## Problem

The question that one of my teaching assistants posed was “What is the difference between `lm(y ~ x)`

and `lm(y ~ (poly,1))`

for linear regression in R?” That is, it is quickly apparent that those commands produce different results, but for the same intention. Here I will try to explore the underlying difference.

Disclaimer: I know that the following discussion is incomplete. These are simply notes that I threw together overnight.

## Exposition

For a quick study, we can observe that the commands `lm(y ~ x)`

and `lm(y ~ (poly,1))`

produce different results:

```
# 50 ordered pairs of random numbers
x <- runif(50)
y <- runif(50, -3, 3)
# first linear model
lm1 <- lm(y ~ x)
# second linear model
lm2 <- lm(y ~ poly(x, 1))
# found coefficients
lm1
```

```
##
## Call:
## lm(formula = y ~ x)
##
## Coefficients:
## (Intercept) x
## -0.03135 -0.37976
```

`lm2`

```
##
## Call:
## lm(formula = y ~ poly(x, 1))
##
## Coefficients:
## (Intercept) poly(x, 1)
## -0.2030 -0.7187
```

```
# plot
plot(x,y, main = "quick scatterplot and linear regression")
points(mean(x), mean(y), col = "purple", pch = 8)
abline(lm1, col = "red", lwd = 3)
abline(lm2, col = "blue", lwd = 3)
legend(0.5, 2,
c("lm(y ~ x)", "lm(y ~ poly(x, 1))"),
col = c("red", "blue"),
lwd = c(3,3))
```

We observe that `lm(y ~ x)`

goes though the sample means \((\bar{x}, \bar{y})\), while `lm(y ~ (poly,1))`

does not. Oddly enough, if we apply a metric such as the coefficient of determination (\(R^{2}\)), then the model metrics are the same!

`summary(lm1)$adj.r.squared`

`## [1] -0.01688544`

`summary(lm2)$adj.r.squared`

`## [1] -0.01688544`

## Orthogonal Polynomials

Some searches on the web point toward how the `poly`

command uses othogonal polynomials by default. That is, modeling with \[\hat{y} = a + bx + cx^{2} + ...\] is easy to interpret, higher degree terms will not add much to the predictive ability for our regression models (e.g. \(x^7\) and \(x^8\) are “too close” within some interval). Side note: with the \[{1, x, x^{2}, ...}\] basis, we learn that the Vandermonde matrix for this basis has a *high condition number* and calculations with this route are *ill-conditioned*.
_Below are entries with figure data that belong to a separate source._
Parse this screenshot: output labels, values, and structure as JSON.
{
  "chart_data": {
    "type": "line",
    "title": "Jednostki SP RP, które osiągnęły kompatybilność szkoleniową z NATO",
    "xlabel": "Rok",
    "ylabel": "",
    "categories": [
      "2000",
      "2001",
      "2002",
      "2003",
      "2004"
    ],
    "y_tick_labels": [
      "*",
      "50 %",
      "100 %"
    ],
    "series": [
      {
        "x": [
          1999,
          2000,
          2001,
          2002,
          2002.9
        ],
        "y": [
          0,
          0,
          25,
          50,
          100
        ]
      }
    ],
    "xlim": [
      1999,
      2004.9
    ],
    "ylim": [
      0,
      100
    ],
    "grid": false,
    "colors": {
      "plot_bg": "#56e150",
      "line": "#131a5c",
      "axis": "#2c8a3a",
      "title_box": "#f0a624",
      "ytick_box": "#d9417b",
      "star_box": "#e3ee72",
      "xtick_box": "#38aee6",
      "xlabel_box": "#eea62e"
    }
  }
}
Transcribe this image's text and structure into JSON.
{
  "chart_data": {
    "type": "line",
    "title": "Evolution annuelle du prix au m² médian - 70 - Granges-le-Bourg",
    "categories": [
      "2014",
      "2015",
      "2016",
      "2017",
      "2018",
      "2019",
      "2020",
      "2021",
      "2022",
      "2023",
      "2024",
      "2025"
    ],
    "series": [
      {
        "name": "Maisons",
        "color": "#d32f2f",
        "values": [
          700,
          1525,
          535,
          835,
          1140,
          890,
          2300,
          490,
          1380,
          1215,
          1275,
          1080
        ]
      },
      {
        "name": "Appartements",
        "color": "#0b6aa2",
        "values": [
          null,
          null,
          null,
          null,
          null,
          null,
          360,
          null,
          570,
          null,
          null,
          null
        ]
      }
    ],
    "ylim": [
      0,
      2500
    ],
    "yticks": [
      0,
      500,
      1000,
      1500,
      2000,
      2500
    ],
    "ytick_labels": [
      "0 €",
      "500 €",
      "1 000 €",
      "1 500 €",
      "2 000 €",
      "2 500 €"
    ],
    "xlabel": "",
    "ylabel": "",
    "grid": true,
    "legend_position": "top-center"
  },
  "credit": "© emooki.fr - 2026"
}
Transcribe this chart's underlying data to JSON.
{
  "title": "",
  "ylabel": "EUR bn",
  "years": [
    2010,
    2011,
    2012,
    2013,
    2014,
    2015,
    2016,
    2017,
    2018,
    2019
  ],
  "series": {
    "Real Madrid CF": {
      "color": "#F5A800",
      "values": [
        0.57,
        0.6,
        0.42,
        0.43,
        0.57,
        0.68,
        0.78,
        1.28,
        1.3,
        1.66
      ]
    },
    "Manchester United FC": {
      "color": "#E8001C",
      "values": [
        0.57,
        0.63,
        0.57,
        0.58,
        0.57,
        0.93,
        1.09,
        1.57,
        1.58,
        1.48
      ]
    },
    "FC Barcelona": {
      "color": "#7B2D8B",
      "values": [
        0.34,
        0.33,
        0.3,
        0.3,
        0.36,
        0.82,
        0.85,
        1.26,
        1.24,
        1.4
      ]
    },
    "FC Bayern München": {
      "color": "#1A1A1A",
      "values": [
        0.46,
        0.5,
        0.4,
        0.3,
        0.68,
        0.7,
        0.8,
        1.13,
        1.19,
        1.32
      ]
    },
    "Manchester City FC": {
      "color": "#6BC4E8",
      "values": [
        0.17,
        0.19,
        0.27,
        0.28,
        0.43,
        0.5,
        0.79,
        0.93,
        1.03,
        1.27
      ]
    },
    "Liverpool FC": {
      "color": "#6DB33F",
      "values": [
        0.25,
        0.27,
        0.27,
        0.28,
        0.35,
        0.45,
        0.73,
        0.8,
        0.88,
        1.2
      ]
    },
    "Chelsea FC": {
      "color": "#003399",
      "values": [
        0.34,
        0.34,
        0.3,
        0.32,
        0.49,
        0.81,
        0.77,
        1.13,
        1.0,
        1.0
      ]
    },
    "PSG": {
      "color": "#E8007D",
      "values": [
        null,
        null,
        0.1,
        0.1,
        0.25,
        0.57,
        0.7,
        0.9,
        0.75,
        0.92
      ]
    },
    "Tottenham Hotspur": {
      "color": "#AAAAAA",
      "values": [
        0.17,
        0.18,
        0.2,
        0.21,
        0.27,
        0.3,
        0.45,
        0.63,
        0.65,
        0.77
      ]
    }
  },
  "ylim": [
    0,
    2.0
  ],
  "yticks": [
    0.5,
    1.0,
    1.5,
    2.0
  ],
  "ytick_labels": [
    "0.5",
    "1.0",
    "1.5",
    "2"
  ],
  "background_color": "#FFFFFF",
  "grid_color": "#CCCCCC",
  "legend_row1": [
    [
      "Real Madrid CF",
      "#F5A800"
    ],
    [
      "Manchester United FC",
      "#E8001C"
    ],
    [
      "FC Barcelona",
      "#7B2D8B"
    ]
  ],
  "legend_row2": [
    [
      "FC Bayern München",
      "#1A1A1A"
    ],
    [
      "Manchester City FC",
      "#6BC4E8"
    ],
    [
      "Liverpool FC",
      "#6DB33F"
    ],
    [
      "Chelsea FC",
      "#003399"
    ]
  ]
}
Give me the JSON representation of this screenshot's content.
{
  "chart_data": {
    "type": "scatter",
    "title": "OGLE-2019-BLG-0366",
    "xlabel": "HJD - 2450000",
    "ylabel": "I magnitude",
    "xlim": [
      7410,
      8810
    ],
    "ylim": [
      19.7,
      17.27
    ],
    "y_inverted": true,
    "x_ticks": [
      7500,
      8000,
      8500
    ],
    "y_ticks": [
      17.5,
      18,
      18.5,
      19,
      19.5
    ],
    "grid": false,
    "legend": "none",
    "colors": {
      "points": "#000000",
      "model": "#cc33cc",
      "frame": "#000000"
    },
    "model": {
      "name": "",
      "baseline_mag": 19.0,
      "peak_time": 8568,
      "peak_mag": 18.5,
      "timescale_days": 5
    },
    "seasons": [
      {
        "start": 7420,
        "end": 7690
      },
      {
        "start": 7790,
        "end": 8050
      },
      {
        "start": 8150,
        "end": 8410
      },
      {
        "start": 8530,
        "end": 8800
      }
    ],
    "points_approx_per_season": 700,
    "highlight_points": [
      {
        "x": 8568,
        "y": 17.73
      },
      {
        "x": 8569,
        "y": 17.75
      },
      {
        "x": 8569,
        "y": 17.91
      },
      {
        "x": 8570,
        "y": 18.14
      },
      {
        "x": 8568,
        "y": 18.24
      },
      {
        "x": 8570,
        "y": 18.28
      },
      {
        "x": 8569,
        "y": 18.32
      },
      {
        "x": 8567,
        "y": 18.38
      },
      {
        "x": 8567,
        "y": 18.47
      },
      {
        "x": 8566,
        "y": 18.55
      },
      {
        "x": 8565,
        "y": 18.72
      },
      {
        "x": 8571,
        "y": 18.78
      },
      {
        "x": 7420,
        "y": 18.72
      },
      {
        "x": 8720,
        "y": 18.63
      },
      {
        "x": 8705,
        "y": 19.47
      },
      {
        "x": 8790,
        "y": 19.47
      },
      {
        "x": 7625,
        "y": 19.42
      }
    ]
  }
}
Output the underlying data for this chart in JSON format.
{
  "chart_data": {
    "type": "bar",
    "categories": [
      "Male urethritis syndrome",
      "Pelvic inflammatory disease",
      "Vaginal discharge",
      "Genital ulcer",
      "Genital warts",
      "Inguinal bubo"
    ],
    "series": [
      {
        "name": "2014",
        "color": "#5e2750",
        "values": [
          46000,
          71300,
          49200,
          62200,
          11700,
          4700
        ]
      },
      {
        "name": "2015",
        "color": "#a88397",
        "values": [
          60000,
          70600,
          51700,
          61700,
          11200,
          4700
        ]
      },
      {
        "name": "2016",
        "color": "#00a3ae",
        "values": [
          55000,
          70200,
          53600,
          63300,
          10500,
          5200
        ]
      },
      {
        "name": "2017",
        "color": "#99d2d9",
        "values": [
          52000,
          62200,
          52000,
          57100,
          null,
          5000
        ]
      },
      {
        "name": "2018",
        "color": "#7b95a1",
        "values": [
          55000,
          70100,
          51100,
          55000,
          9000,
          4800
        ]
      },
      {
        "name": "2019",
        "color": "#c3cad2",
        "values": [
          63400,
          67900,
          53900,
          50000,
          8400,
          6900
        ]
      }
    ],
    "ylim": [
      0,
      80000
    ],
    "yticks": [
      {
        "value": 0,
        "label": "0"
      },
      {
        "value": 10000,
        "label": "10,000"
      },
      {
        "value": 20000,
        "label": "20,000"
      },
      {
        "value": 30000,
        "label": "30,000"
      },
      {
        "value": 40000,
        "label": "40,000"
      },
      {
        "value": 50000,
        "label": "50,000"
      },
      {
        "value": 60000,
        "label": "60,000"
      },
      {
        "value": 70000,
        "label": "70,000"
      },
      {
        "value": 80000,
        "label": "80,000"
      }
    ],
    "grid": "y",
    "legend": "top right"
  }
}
## Coefficients of Orthogonal Polynomials

There has been a lot of discussion about how `poly`

works and its internal and recursive algorithm to produce a set of orthogonal polynomials over an interval of values. Here I hope to produce a simple example where we can follow the numbers.

```
x <- 1:5 # mean is 3
y <- 15*x + 18 # line of slope 15 and y-intercept 18
```

Using the `lm`

command quickly recovers the slope and intercept

```
lm_raw <- lm(y ~ x)
lm_raw
```

```
##
## Call:
## lm(formula = y ~ x)
##
## Coefficients:
## (Intercept) x
## 18 15
```

However, the route with orthogonal polynomials yields different coefficients.

```
lm_orth <- lm(y ~ poly(x,1))
lm_orth
```

```
##
## Call:
## lm(formula = y ~ poly(x, 1))
##
## Coefficients:
## (Intercept) poly(x, 1)
## 63.00 47.43
```

We can extract the coefficents from the orthogonal polynomial route, along with some normalization factors.

```
a <- attributes(poly(x,1))$coefs$alpha
a
```

`## [1] 3`

```
n <- attributes(poly(x,1))$coefs$norm2
n
```

`## [1] 1 5 10`

## Building Orthogonal Polynomials

There are several ways to build orthogonal polynomials, and here I will try out the Gram-Schmidt process. For the base case, \[p_{0} := 1\] The degree-one term is \[p_{1}(x) = x - \frac{<x, p_{0}>}{<p_{0}, p_{0}>} = x - \frac{\int_{1}^{5} \! x \, dx}{\int_{1}^{5} \, dx} = x - 3\]

Note that \(p_{1}(x) = x - 3\) is centered at the mean \(\bar{x} = 3\).

Combining the coefficients found from `lm(y ~ poly(x,1))`

and a normalization factor from above, we get

\[\hat{y} = 63 + 47.43 \cdot \frac{x - 3}{\sqrt{10}}\]

which is indeed \(\hat{y} = 18 + 15x\) when simplified (up to rounding error, too much hand-waving, and a missing number).